I don't think that's true at all, and certainly not at the skill positions. Again, Minnesota played 20 true freshmen last year. They are 9-0 currently. If our S&C needs 3 seasons to take hold, we are in massive trouble. I think the bigger issue at play is 2017 UCF had "zero injuries" (I still don't believe that but i'll pass it off as truth for right now) and 2019 Nebraska has had close to 50% of their 2018 and 2019 classes either have serious injuries or leave. It's only 2 seasons in, so my alarm isn't going off yet, but that has to be corrected for 2020. You can't have four star Nick Henrich come in and need to bolster your depth at ILB and blow out his shoulder. You can't have 4 star Noa Pola-Gates blow out his knee when we are already down a safety or two. You can't have 4 star Deontai Williams blow out his shoulder first game. You can't have Tate Wildeman, Casey Rogers, Chris Hickman, and others get lengthy injuries like that. IMO that's why it's taking longer for us to get guys ready, not because of the conference we are in. Kids get in here and basically lose a 1/2 year of development.
I do agree that many times a four or five star recruit is someone that matured quicker and is a college player playing against high school kids. I get that. A lot of those Florida kids were pretty raw.
Good points.
I do wonder if Frost would have taken a different approach to playing his youngsters had he known he'd be starring down the barrel of another season without a bowl game. JMPO, but I don't think he thought he had a team capable of winning the Big Ten, but he probably thought 7-8 wins was certainly on the docket.
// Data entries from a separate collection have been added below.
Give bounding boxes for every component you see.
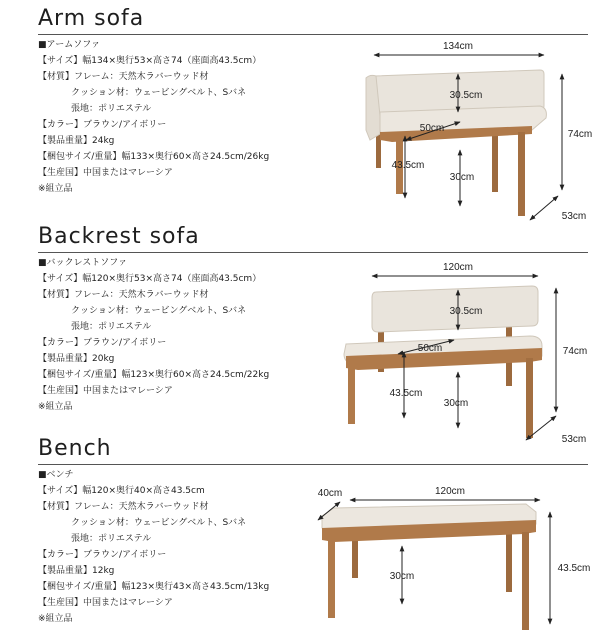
spec-weight: 【製品重量】12kg: [38, 566, 115, 576]
spec-color: 【カラー】ブラウン/アイボリー: [38, 550, 167, 560]
spec-cushion: クッション材：ウェービングベルト、Sバネ: [71, 518, 247, 528]
sofa-leg: [526, 358, 533, 438]
spec-list: [38, 37, 318, 197]
bench-leg: [328, 540, 335, 618]
section-title: Arm sofa: [38, 6, 145, 31]
spec-fabric: 張地：ポリエステル: [71, 534, 152, 544]
spec-size: 【サイズ】幅120×奥行40×高さ43.5cm: [38, 486, 205, 496]
spec-package: 【梱包サイズ/重量】幅123×奥行43×高さ43.5cm/13kg: [38, 582, 270, 592]
dim-clearance: 30cm: [389, 571, 415, 582]
dim-clearance: 30cm: [443, 398, 469, 409]
dim-height: 74cm: [567, 129, 593, 140]
dim-width: 134cm: [442, 41, 474, 52]
spec-cushion: クッション材：ウェービングベルト、Sバネ: [71, 306, 247, 316]
dim-clearance: 30cm: [449, 172, 475, 183]
dim-seat: 50cm: [417, 343, 443, 354]
spec-package: 【梱包サイズ/重量】幅123×奥行60×高さ24.5cm/22kg: [38, 370, 270, 380]
section-title: Bench: [38, 436, 112, 461]
bench-leg: [522, 532, 529, 630]
spec-heading: ■ベンチ: [38, 470, 74, 480]
dim-height: 43.5cm: [557, 563, 591, 574]
dim-width: 120cm: [434, 486, 466, 497]
spec-package: 【梱包サイズ/重量】幅133×奥行60×高さ24.5cm/26kg: [38, 152, 270, 162]
dim-height: 74cm: [562, 346, 588, 357]
spec-material: 【材質】フレーム：天然木ラバーウッド材: [38, 502, 209, 512]
spec-heading: ■アームソファ: [38, 40, 101, 50]
dim-seat-height: 43.5cm: [389, 388, 423, 399]
spec-color: 【カラー】ブラウン/アイボリー: [38, 120, 167, 130]
dim-back: 30.5cm: [449, 306, 483, 317]
section-title: Backrest sofa: [38, 224, 200, 249]
sofa-leg: [492, 132, 498, 192]
spec-weight: 【製品重量】24kg: [38, 136, 115, 146]
spec-size: 【サイズ】幅134×奥行53×高さ74（座面高43.5cm）: [38, 56, 262, 66]
spec-origin: 【生産国】中国またはマレーシア: [38, 386, 173, 396]
spec-assembly: ※組立品: [38, 184, 73, 194]
arm-sofa-diagram: [300, 30, 600, 230]
dim-depth: 53cm: [561, 434, 587, 445]
spec-fabric: 張地：ポリエステル: [71, 322, 152, 332]
spec-material: 【材質】フレーム：天然木ラバーウッド材: [38, 290, 209, 300]
spec-color: 【カラー】ブラウン/アイボリー: [38, 338, 167, 348]
backrest-sofa-diagram: [300, 250, 600, 450]
bench-leg: [506, 526, 512, 592]
bench-diagram: [300, 480, 600, 640]
sofa-leg: [348, 366, 355, 424]
spec-origin: 【生産国】中国またはマレーシア: [38, 168, 173, 178]
spec-cushion: クッション材：ウェービングベルト、Sバネ: [71, 88, 247, 98]
spec-heading: ■バックレストソファ: [38, 258, 128, 268]
dim-seat-height: 43.5cm: [391, 160, 425, 171]
dim-seat: 50cm: [419, 123, 445, 134]
spec-weight: 【製品重量】20kg: [38, 354, 115, 364]
spec-list: [38, 255, 318, 415]
spec-list: [38, 467, 318, 627]
spec-size: 【サイズ】幅120×奥行53×高さ74（座面高43.5cm）: [38, 274, 262, 284]
dim-depth: 40cm: [317, 488, 343, 499]
spec-assembly: ※組立品: [38, 402, 73, 412]
sofa-leg: [518, 132, 525, 216]
dim-depth: 53cm: [561, 211, 587, 222]
spec-assembly: ※組立品: [38, 614, 73, 624]
divider: [38, 464, 588, 465]
dim-width: 120cm: [442, 262, 474, 273]
spec-origin: 【生産国】中国またはマレーシア: [38, 598, 173, 608]
spec-material: 【材質】フレーム：天然木ラバーウッド材: [38, 72, 209, 82]
spec-fabric: 張地：ポリエステル: [71, 104, 152, 114]
dim-back: 30.5cm: [449, 90, 483, 101]
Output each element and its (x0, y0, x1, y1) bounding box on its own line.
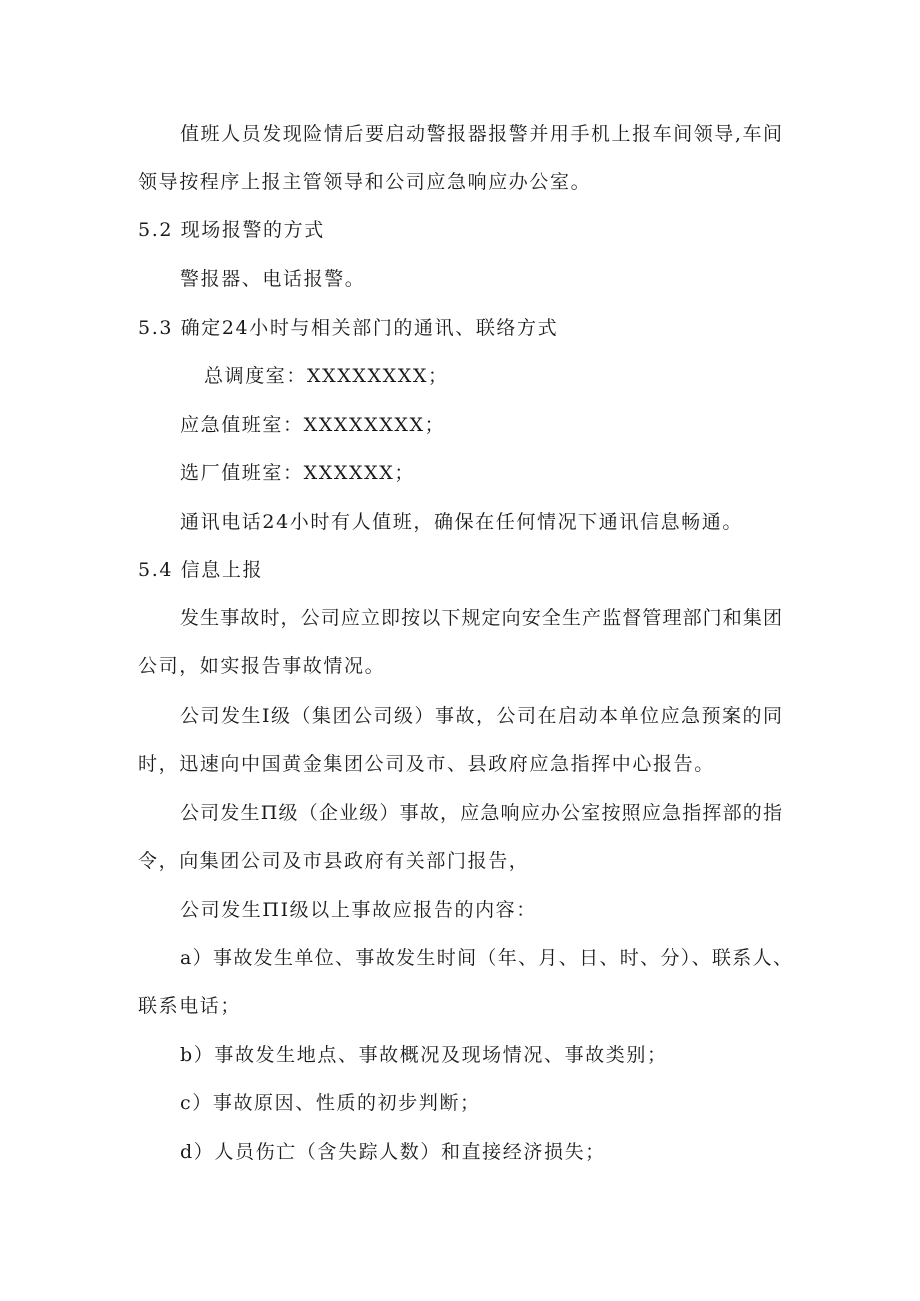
paragraph-line: 令，向集团公司及市县政府有关部门报告， (138, 850, 530, 872)
paragraph-line: 通讯电话24小时有人值班，确保在任何情况下通讯信息畅通。 (180, 511, 743, 533)
paragraph-line: 公司，如实报告事故情况。 (138, 655, 386, 677)
list-item-b: b）事故发生地点、事故概况及现场情况、事故类别； (180, 1044, 668, 1066)
contact-line: 总调度室：XXXXXXXX； (204, 365, 449, 387)
contact-line: 选厂值班室：XXXXXX； (180, 462, 415, 484)
list-item-a: a）事故发生单位、事故发生时间（年、月、日、时、分）、联系人、 (180, 947, 792, 969)
paragraph-line: 公司发生Ⅰ级（集团公司级）事故，公司在启动本单位应急预案的同 (180, 705, 782, 727)
paragraph-line: 时，迅速向中国黄金集团公司及市、县政府应急指挥中心报告。 (138, 753, 715, 775)
section-heading-5-3: 5.3 确定24小时与相关部门的通讯、联络方式 (138, 317, 559, 339)
section-heading-5-2: 5.2 现场报警的方式 (138, 219, 325, 241)
list-item-d: d）人员伤亡（含失踪人数）和直接经济损失； (180, 1141, 606, 1163)
paragraph-line: 发生事故时，公司应立即按以下规定向安全生产监督管理部门和集团 (180, 607, 782, 629)
contact-line: 应急值班室：XXXXXXXX； (180, 414, 446, 436)
paragraph-line: 值班人员发现险情后要启动警报器报警并用手机上报车间领导,车间 (180, 123, 782, 145)
paragraph-line: 公司发生Π级（企业级）事故，应急响应办公室按照应急指挥部的指 (180, 802, 782, 824)
list-item-a-continued: 联系电话； (138, 995, 242, 1017)
list-item-c: c）事故原因、性质的初步判断； (180, 1092, 481, 1114)
paragraph-line: 领导按程序上报主管领导和公司应急响应办公室。 (138, 171, 592, 193)
paragraph-line: 公司发生ΠⅠ级以上事故应报告的内容： (180, 899, 537, 921)
section-heading-5-4: 5.4 信息上报 (138, 559, 264, 581)
paragraph-line: 警报器、电话报警。 (180, 268, 366, 290)
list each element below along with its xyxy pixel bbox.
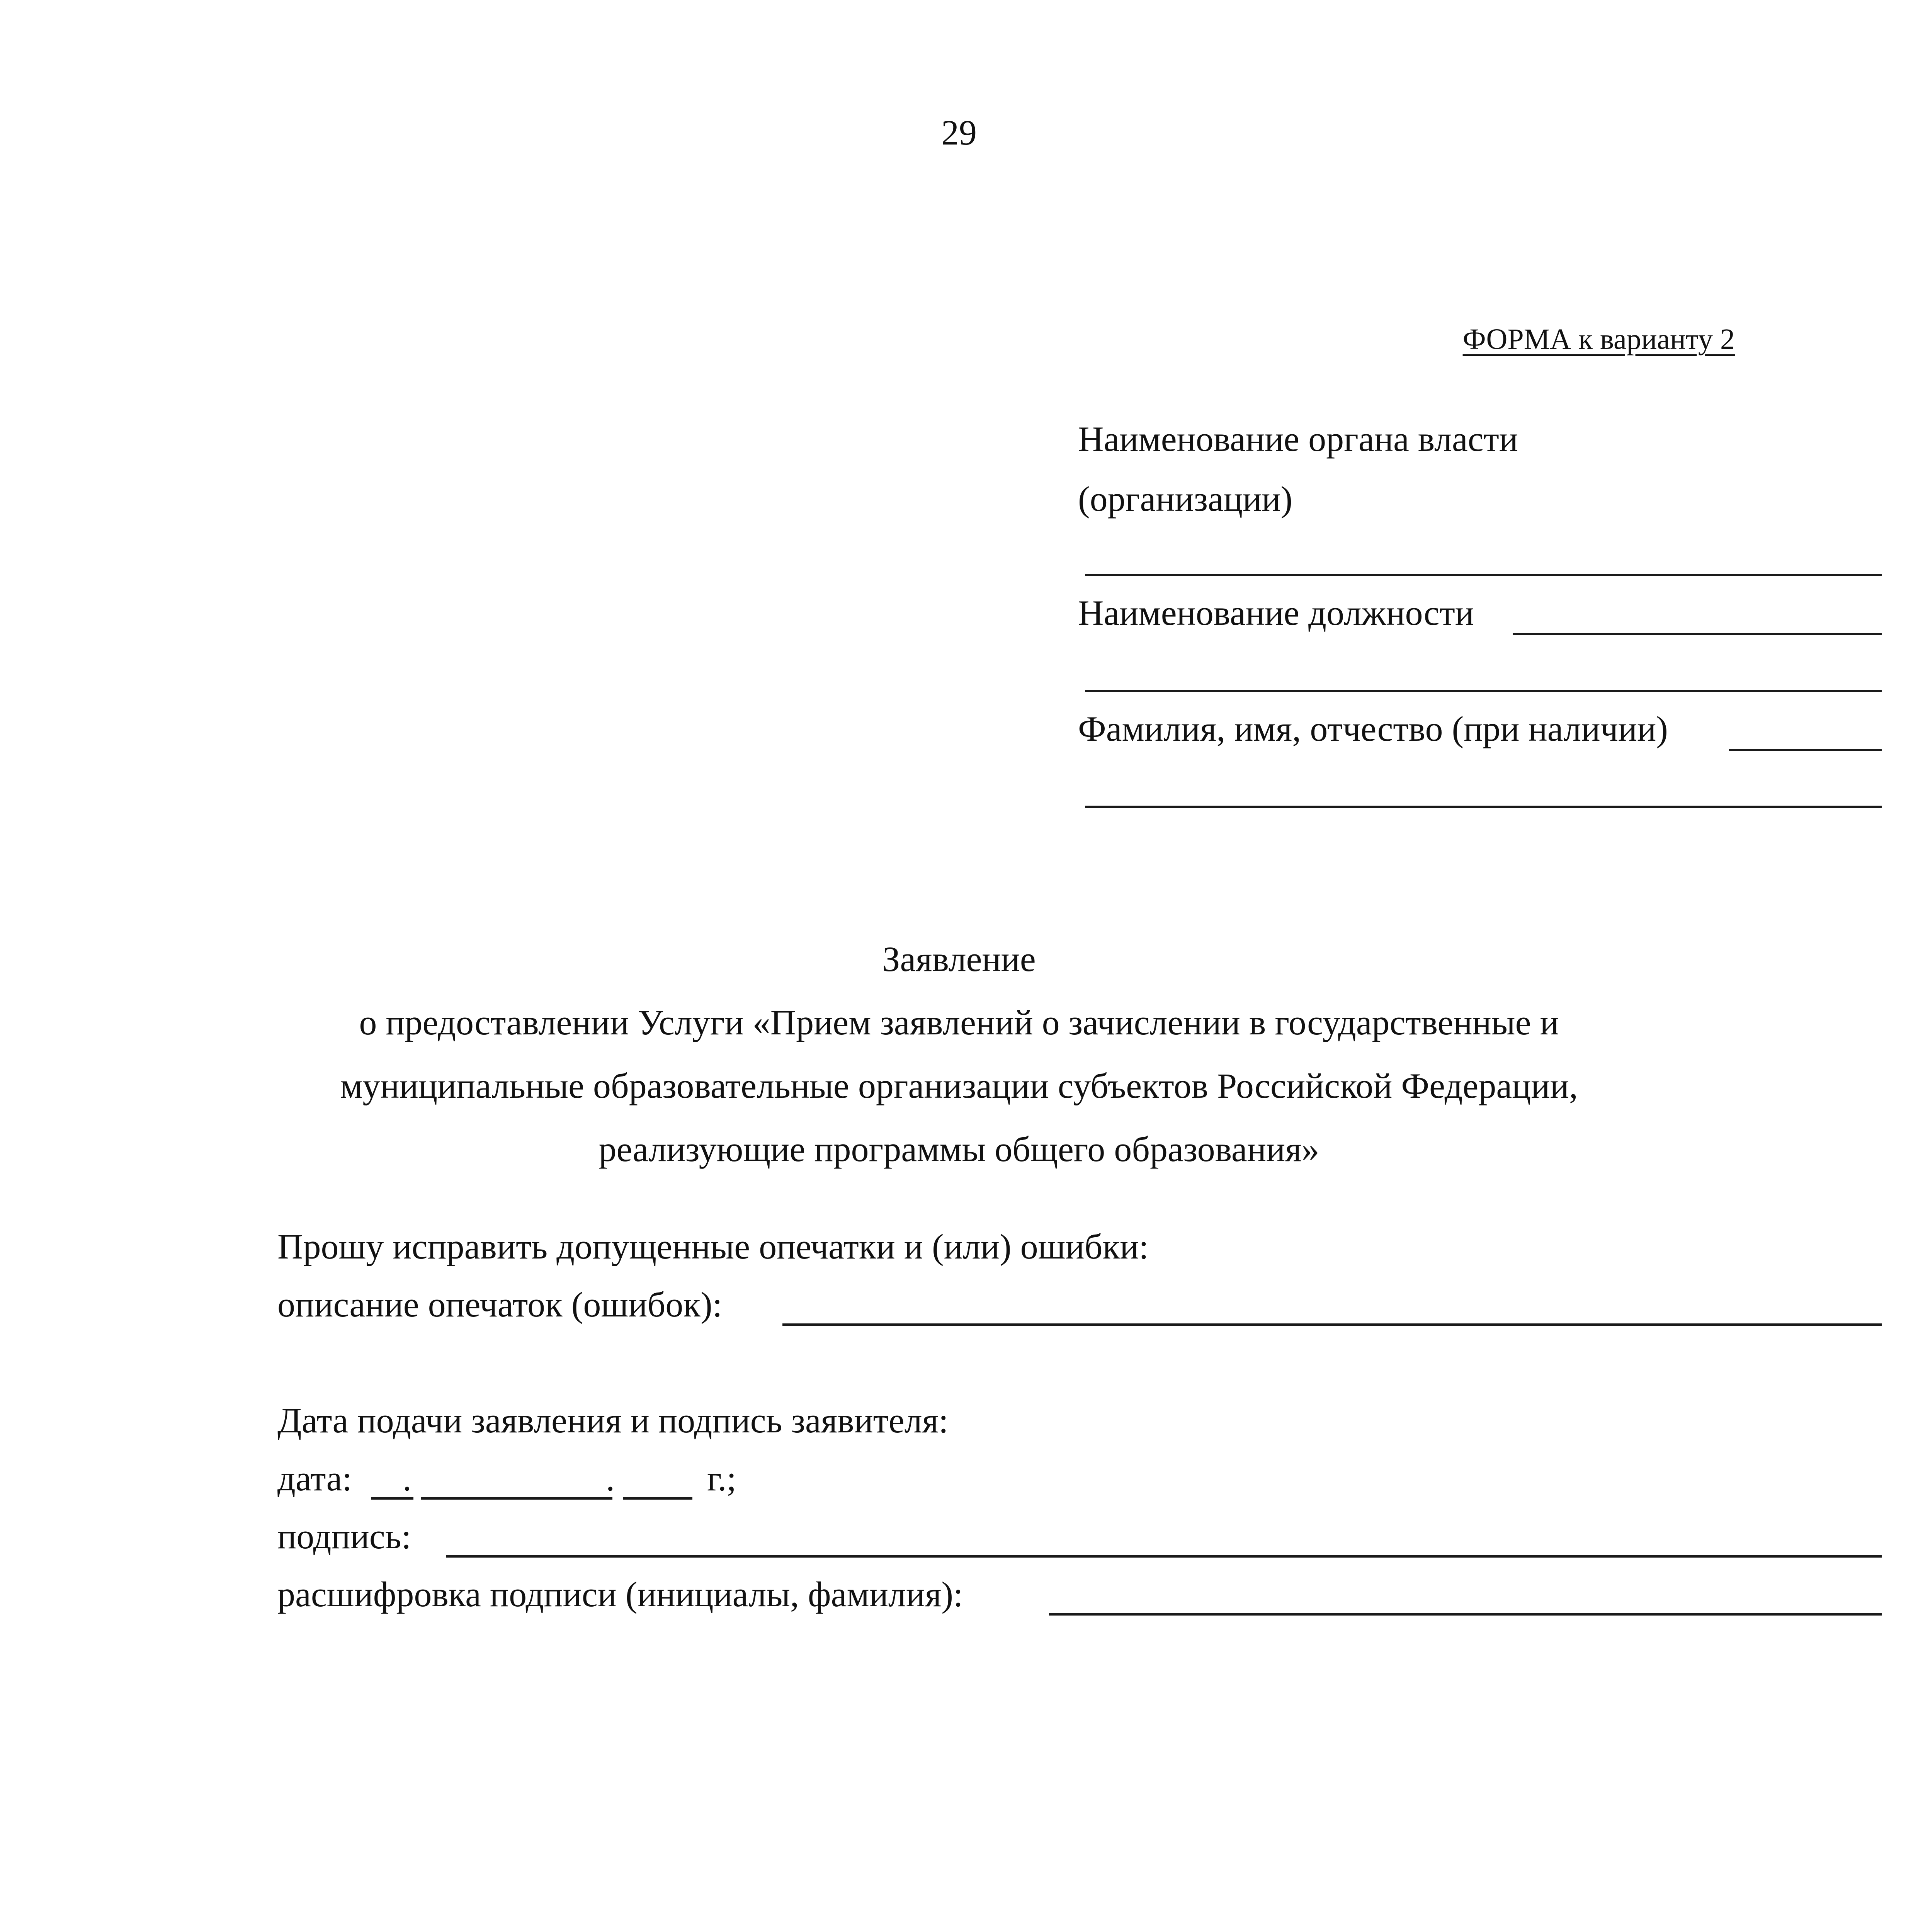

Had he seen 4-8, 5-7 coming, would he have played guys like Bryce Benhart, Ty Robinson, NPG, Rahmir Johnson, Darien Chase, Ethan Piper, Garrett Nelson, Quinton Newsome, Myles Farmer, Demariyon Houston and Jamie Nance more? Would he have just accepted he'd take some lumps and put them all either on special teams, the starting lineup or at least the two deep? I mean, 5-7 is 5-7. At least get your foundation class experience.
I don't think anyone would argue that redshirting is a bad strategy. It's an ideal scenario for every recruit, I don't care who it is. Getting bigger, stronger, faster and more familiar with the system is never a negative approach. But I think he thought he'd be able to put this class in an incubator and still get to a bowl game with the guys he's basically rolling with now. With the likely outcome being back to back seasons without bowl practices, I'd love to know if he's suffering from hindsight.
Last season Fleck was coming off a 5-7 team in 2017, basically the same previous season Frost was coming into this year with Nebraska. I suspect Fleck figured he would struggle to get to bowl eligibility and took the approach I talked about above. He ended up exceeding expectations and made a bowl on top of it.